Las montañas siempre han ejercido una atracción especial sobre los seres humanos. Desde la antigüedad, siempre han estado vinculadas de una forma u otra con la divinidad. Moisés recibió las Tablas de la Ley en el Monte Sinaí, los griegos alojaron a los dioses en una suite del Olimpo, el taoísmo tenía cinco grandes montañas sagradas, los monjes budistas ya sean yamabushi o lamas encontraron refugio en las altas cumbres y los nativos hawaianos hoy en día protestan contra la construcción de un telescopio en un volcán que consideran sagrado.
Durante siglos, los arqueólogos pensaban que esa fascinación estaba relacionada con su inhabitabilidad. Al fin y al cabo, la vida a gran altitud impone una serie de limitaciones y tensiones para las cuales el cuerpo humano no siempre está preparado. Eso nos hizo pensar que las montañas de más de 2.500 metros sobre el nivel del mar, solo habrían tenido población muy recientemente en la historia de la humanidad. Nos equivocábamos.

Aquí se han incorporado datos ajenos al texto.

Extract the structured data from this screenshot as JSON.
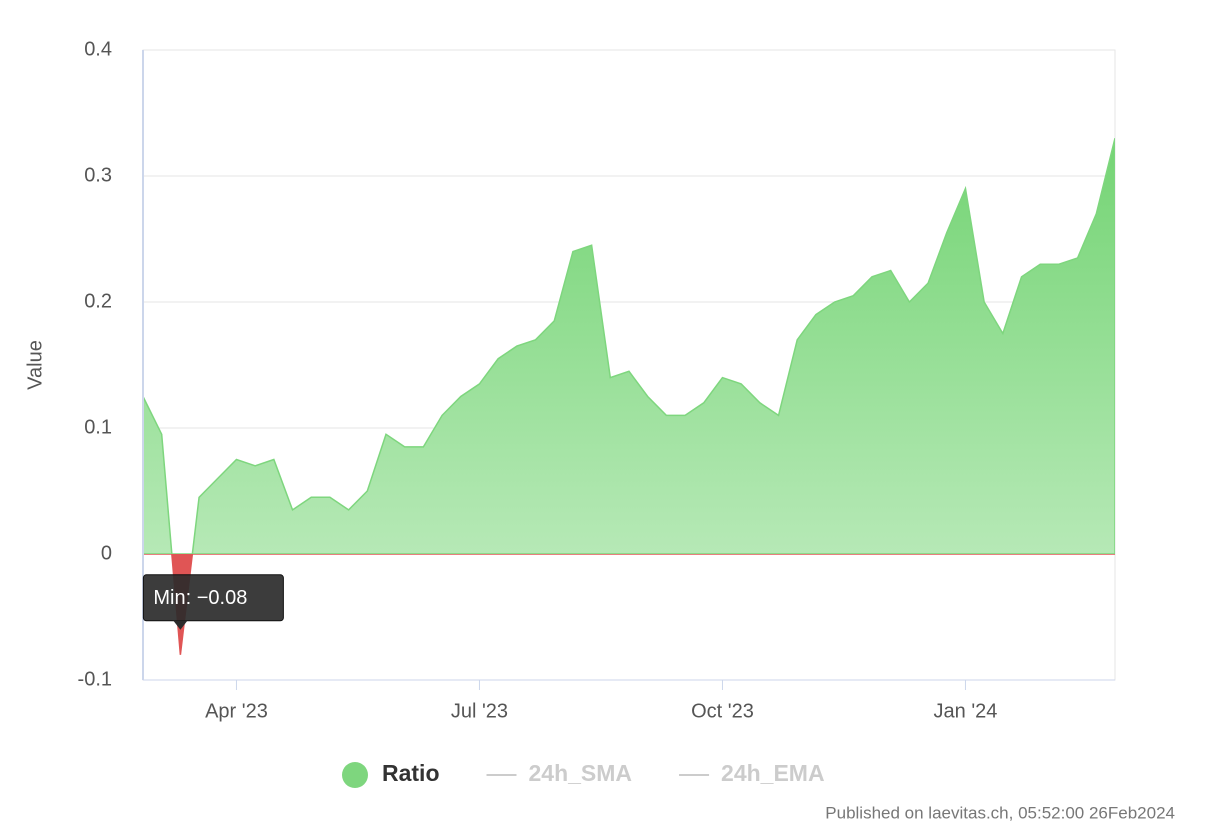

Un paraíso lejos del hielo
Hoy, Science publica la evidencia más temprana de vida prehistórica a gran altitud que tenemos hasta la fecha. El lugar, Fincha Habera, está a más de 3.300 metros en el corazón de los montes Bale en Etiopía y, aunque no está claro si estuvo habitado permanentemente, supone un descubrimiento importantísimo para entender la capacidad de adaptación de nuestra especie.
Según los investigadores, los registros arqueológicos señalan que, hace más de 30,000 años, el refugio albergaba a una comunidad de recolectores de la Edad de Piedra que hicieron un uso intensivo de los recursos cercanos. Todo parece indicar que los humanos huyeron a las montañas durante la última glaciación, más allá del borde de los glaciales.
Allá arriba, los primeros seres humanos tenían agua en abundancia, obsidiana para construir herramientas y, como curiosidad, me parece esencial comentar que su dieta se basaba en las ratas topo gigantes que habitaban la zona. Era, pues, un refugio ecológicamente muy atractivo.
Este descubrimiento se une a los hallazgos arqueológicos de los últimos años en lugares como el altiplano andino o la meseta tibetana. Todos ellos permitían situar comunidades humanas viviendo a gran altura, pero el yacimiento de Fincha Habera es tan antiguo que le da la vuelta al problema adelantando la presencia humana a esas cotas muchos años antes.
Y más allá del debate historiográfico, el descubrimiento invita a reflexionar sobre los límites de la curiosidad humana y, como decía antes, sobre nuestra capacidad de adaptación. La historia de la humanidad está llena de proezas técnicas, sociales y logísticas que no hemos hecho más que empezar a descubrir.